For reasons that are now lost to history, I moved to Montana after I quit working for Abercrombie & Fitch. I suppose that there exists a strong sense of community among the families who live and work in the Flathead County resort towns of Whitefish and Kalispell, but I didn’t share in it during my time in that area. Rather, I spent two years living in a state of parallel play alongside the denizens of what struck me as a strange, distant world.
Going to Montana completed a process of reclusion that had begun when my family moved to the eastern wastes of coastal North Carolina. I was still a young boy then, and it’s possible that I could’ve integrated myself into this new environment. In fact, it probably would’ve been beneficial if I had done so. But I didn’t, and instead resisted the development of an accent or any other attachment to the local culture. I was among them, not of them.
So when I left North Carolina and traveled to Glacier Park, it amounted to going from no place to the middle of nowhere. Sure, I missed my friends and relatives, but my affection for them wasn’t rooted in any affection love for the South. Most of them would eventually leave the state, anyway.
I don’t know what I was expecting in Montana. Did I plan to work as a substitute physical education teacher, or as a debt collector? Did I anticipate joining the UFCW union and launching a high-powered career in stocking produce? Did I figure that I’d be spending lonely night after lonely night in a damp basement, writing some of the worst, most derivative creative nonfiction known to man?
The answer is “of course not”—how could it be anything but?—yet I can’t envision any alternative to these outcomes. In other words, I had to do what I did, because there wasn’t anything else for me to do. I was 19 when I graduated from college, and I wanted nothing so much as time to myself.
I can no more state whether I hated the jobs that I worked while residing there than I can recall a specific memory from my childhood or adolescence. And is that such a strange thing, when you think about it? I believe that I’m simply being honest about an incessant process of memorialization that, decades later, usually results in a distorted picture of one’s own past.

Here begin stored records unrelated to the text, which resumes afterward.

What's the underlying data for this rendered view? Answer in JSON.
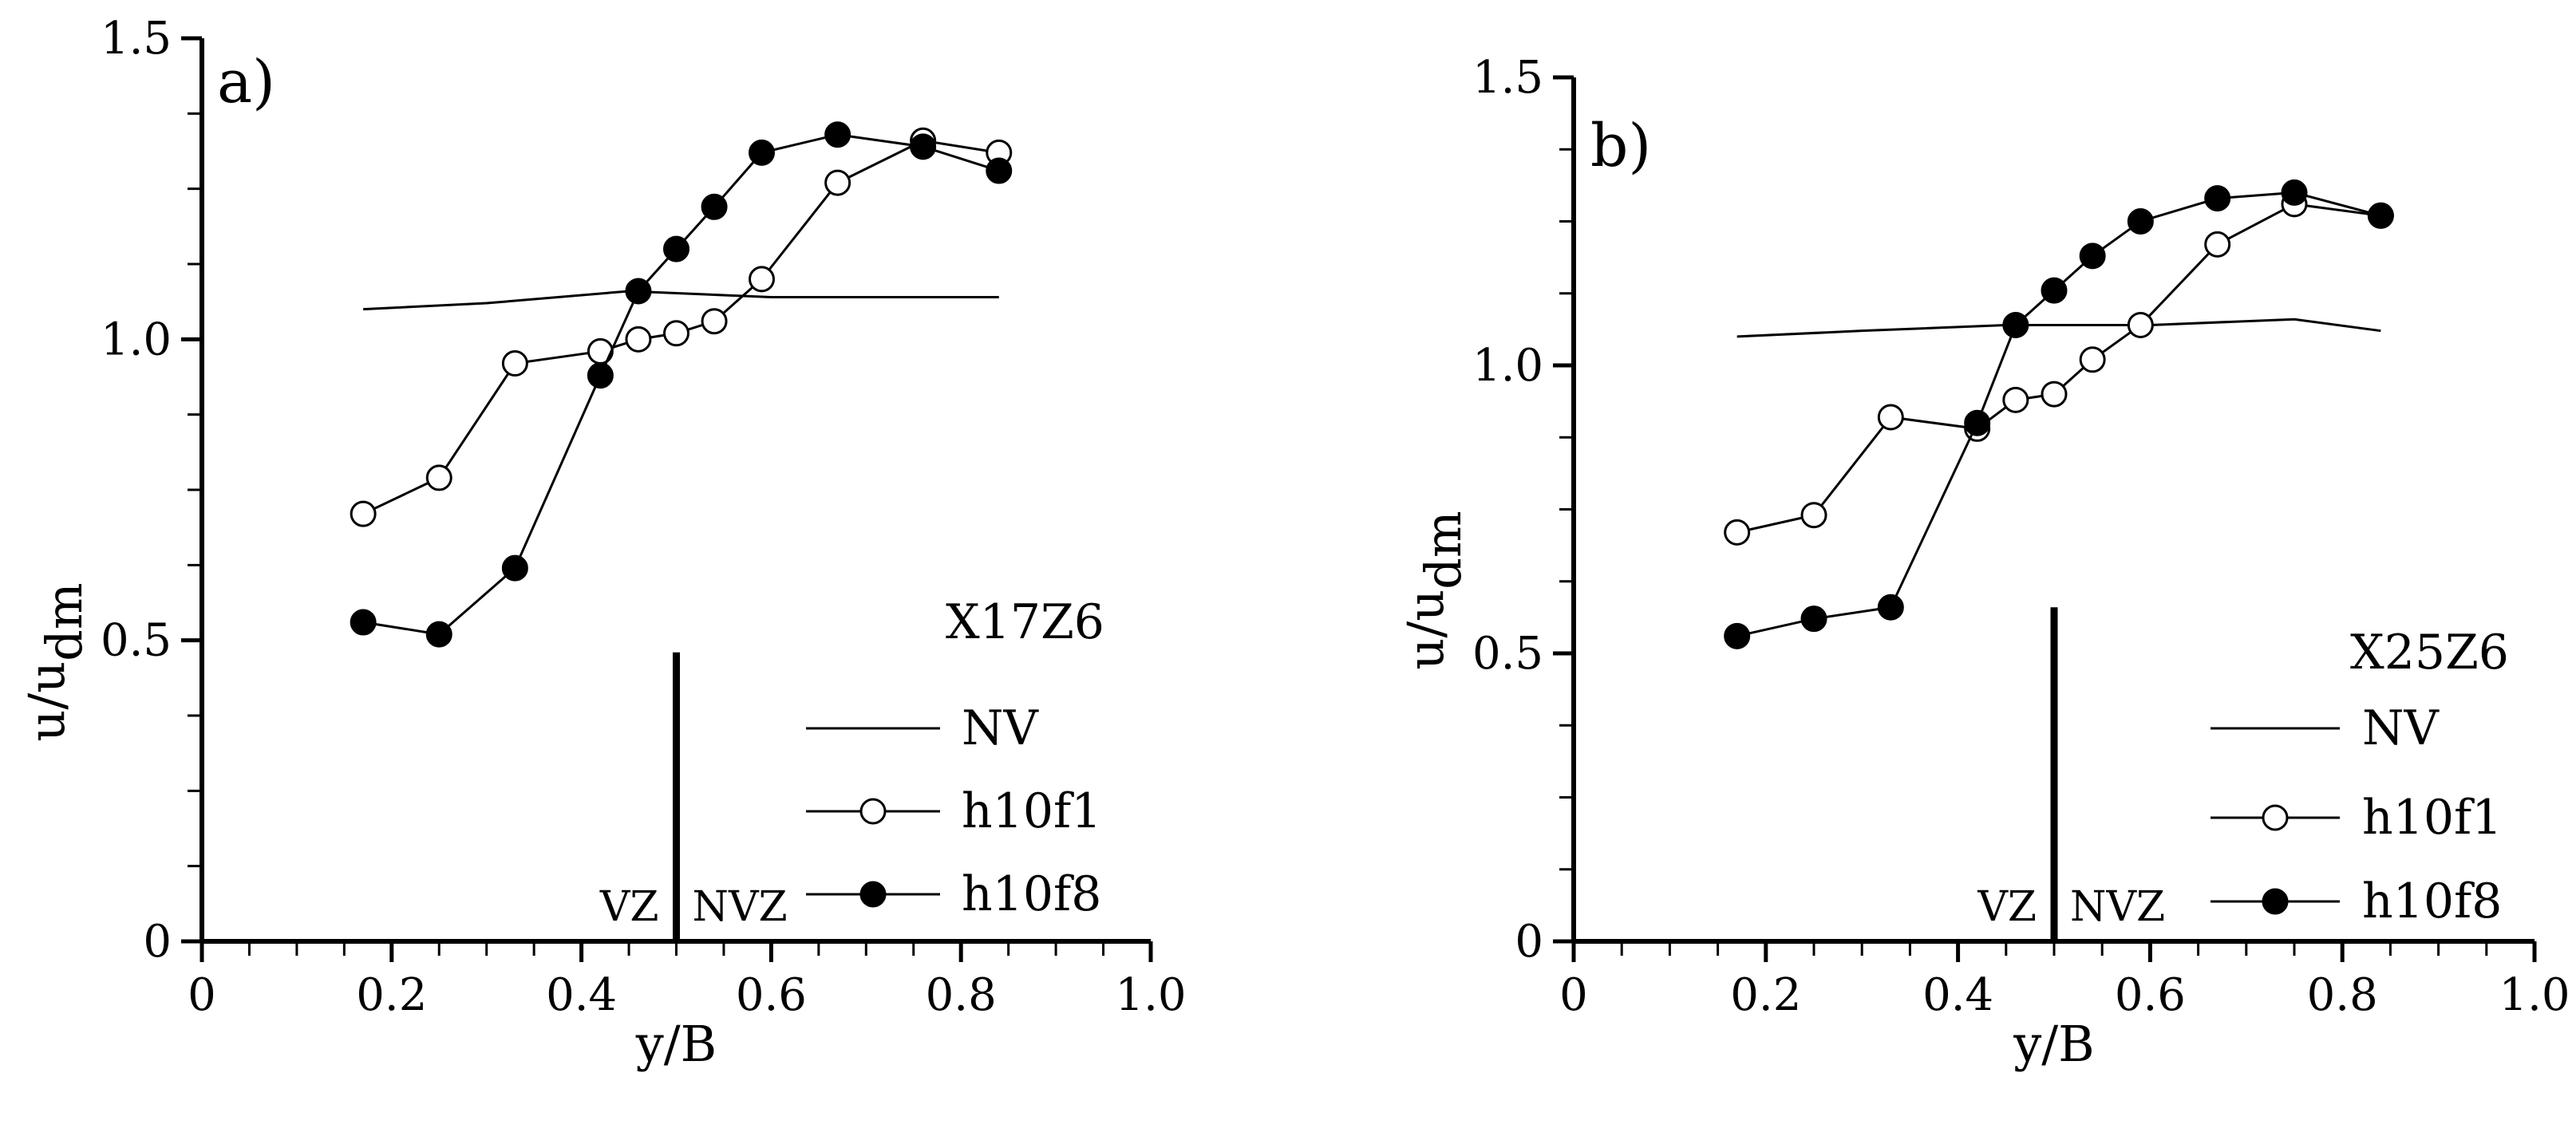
{
  "chart_data": [
    {
      "type": "line",
      "panel_label": "a)",
      "case_label": "X17Z6",
      "xlabel": "y/B",
      "ylabel_main": "u/u",
      "ylabel_sub": "dm",
      "xlim": [
        0,
        1.0
      ],
      "ylim": [
        0,
        1.5
      ],
      "xticks": [
        0,
        0.2,
        0.4,
        0.6,
        0.8,
        1.0
      ],
      "xtick_labels": [
        "0",
        "0.2",
        "0.4",
        "0.6",
        "0.8",
        "1.0"
      ],
      "yticks": [
        0,
        0.5,
        1.0,
        1.5
      ],
      "ytick_labels": [
        "0",
        "0.5",
        "1.0",
        "1.5"
      ],
      "divider_x": 0.5,
      "divider_y_top": 0.48,
      "zone_left_label": "VZ",
      "zone_right_label": "NVZ",
      "series": [
        {
          "name": "NV",
          "marker": "none",
          "x": [
            0.17,
            0.3,
            0.45,
            0.6,
            0.75,
            0.84
          ],
          "y": [
            1.05,
            1.06,
            1.08,
            1.07,
            1.07,
            1.07
          ]
        },
        {
          "name": "h10f1",
          "marker": "open",
          "x": [
            0.17,
            0.25,
            0.33,
            0.42,
            0.46,
            0.5,
            0.54,
            0.59,
            0.67,
            0.76,
            0.84
          ],
          "y": [
            0.71,
            0.77,
            0.96,
            0.98,
            1.0,
            1.01,
            1.03,
            1.1,
            1.26,
            1.33,
            1.31
          ]
        },
        {
          "name": "h10f8",
          "marker": "filled",
          "x": [
            0.17,
            0.25,
            0.33,
            0.42,
            0.46,
            0.5,
            0.54,
            0.59,
            0.67,
            0.76,
            0.84
          ],
          "y": [
            0.53,
            0.51,
            0.62,
            0.94,
            1.08,
            1.15,
            1.22,
            1.31,
            1.34,
            1.32,
            1.28
          ]
        }
      ]
    },
    {
      "type": "line",
      "panel_label": "b)",
      "case_label": "X25Z6",
      "xlabel": "y/B",
      "ylabel_main": "u/u",
      "ylabel_sub": "dm",
      "xlim": [
        0,
        1.0
      ],
      "ylim": [
        0,
        1.5
      ],
      "xticks": [
        0,
        0.2,
        0.4,
        0.6,
        0.8,
        1.0
      ],
      "xtick_labels": [
        "0",
        "0.2",
        "0.4",
        "0.6",
        "0.8",
        "1.0"
      ],
      "yticks": [
        0,
        0.5,
        1.0,
        1.5
      ],
      "ytick_labels": [
        "0",
        "0.5",
        "1.0",
        "1.5"
      ],
      "divider_x": 0.5,
      "divider_y_top": 0.58,
      "zone_left_label": "VZ",
      "zone_right_label": "NVZ",
      "series": [
        {
          "name": "NV",
          "marker": "none",
          "x": [
            0.17,
            0.3,
            0.45,
            0.6,
            0.75,
            0.84
          ],
          "y": [
            1.05,
            1.06,
            1.07,
            1.07,
            1.08,
            1.06
          ]
        },
        {
          "name": "h10f1",
          "marker": "open",
          "x": [
            0.17,
            0.25,
            0.33,
            0.42,
            0.46,
            0.5,
            0.54,
            0.59,
            0.67,
            0.75,
            0.84
          ],
          "y": [
            0.71,
            0.74,
            0.91,
            0.89,
            0.94,
            0.95,
            1.01,
            1.07,
            1.21,
            1.28,
            1.26
          ]
        },
        {
          "name": "h10f8",
          "marker": "filled",
          "x": [
            0.17,
            0.25,
            0.33,
            0.42,
            0.46,
            0.5,
            0.54,
            0.59,
            0.67,
            0.75,
            0.84
          ],
          "y": [
            0.53,
            0.56,
            0.58,
            0.9,
            1.07,
            1.13,
            1.19,
            1.25,
            1.29,
            1.3,
            1.26
          ]
        }
      ]
    }
  ]
}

What recollections do stand out from my time in Kalispell, then? Journeying to the farthest-flung and most disturbing corners of what passed for the Internet back in the early 2000s. Exercising at a local gym where drifters and militiamen maintained memberships in order to access to the showers and toilets. And most significant of all: launching the Moustache Club of America, a creative writing project that had grown out of an earlier series of collaborations with my dear friend Ryan Powell.
It was while I worked into the night on the Moustache Club—hidden away along the Canadian borderline, separated from the mainstream of American life—that I began to understand an especially poignant passage in John Barth's short story collection Lost in Funhouse: “He wishes he had never entered the funhouse, but he has...and then he wishes he were dead, but he's not. Therefore he will construct funhouses for others and be their secret operator—though he would rather be among the lovers for whom funhouses are designed.”
For so much of my life, that's how I had felt. Although I never completely figured out what the hell was going on, I certainly wished I hadn't "entered the funhouse." And yet, as I sat there working with Ryan on a meaningful but doomed project that would eventually come to define all of our subsequent work, I realized that there wasn't much I could do about these confused feelings. Nothing, that is, except "construct funhouses for others," which in this case consisted of the corpus I was slowly but surely producing.
It wasn't good writing, at least not at first: it was sloppy, uninteresting, derivative, and overwritten. Much of what appeared on the original website was intended to be funny, but instead wound up coming across to our handful of readers as hurtful and stupid. Nevertheless, ideas and sentences I'd recycle in later years were hashed out over marathon AIM chat sessions conducted back in those bad old days.
After a meaningless nine-hour workday of harassing debtors, refilling the banana rack, or collecting red balls from over-eager middle-schoolers, I'd stumble home, retreat to the basement of my father’s house, fire up my Gateway PC, and start typing away. I'd sit at the keyboard for hours on end, getting rid of much of the bad writing that was left in me. The starkness of that environment in the winter—an environment that I braved only to go to the gym or whatever terrible job I was then holding—facilitated this sort of withdrawal. Sometimes the snow was piled 25 inches high outside the house; sometimes the temperature dropped to 10 or 20 degrees below freezing.
It was, in its peculiar way, a wonderfully stimulating experience. By the time I left Montana in 2004 to attend law school, I’d written hundreds of pages of garbage. I didn't think it was garbage when I wrote it. Yet it was, and now it's gone. I wouldn't be writing anything like that ever again. The original Moustache Club blog endured for two more years, improving somewhat in quality before I pulled the plug on it in 2006.
During the succeeding 12 years, I’ve accomplished a bunch of things I never thought I’d be able to do. Yet I still remain on the outside looking in, still not "among the lovers for whom funhouses are designed."
But oh well. Such worries are kid's stuff. I just needed time to get my shit together. All of us funhouse-builders do, if we are to ever construct our masterpiece.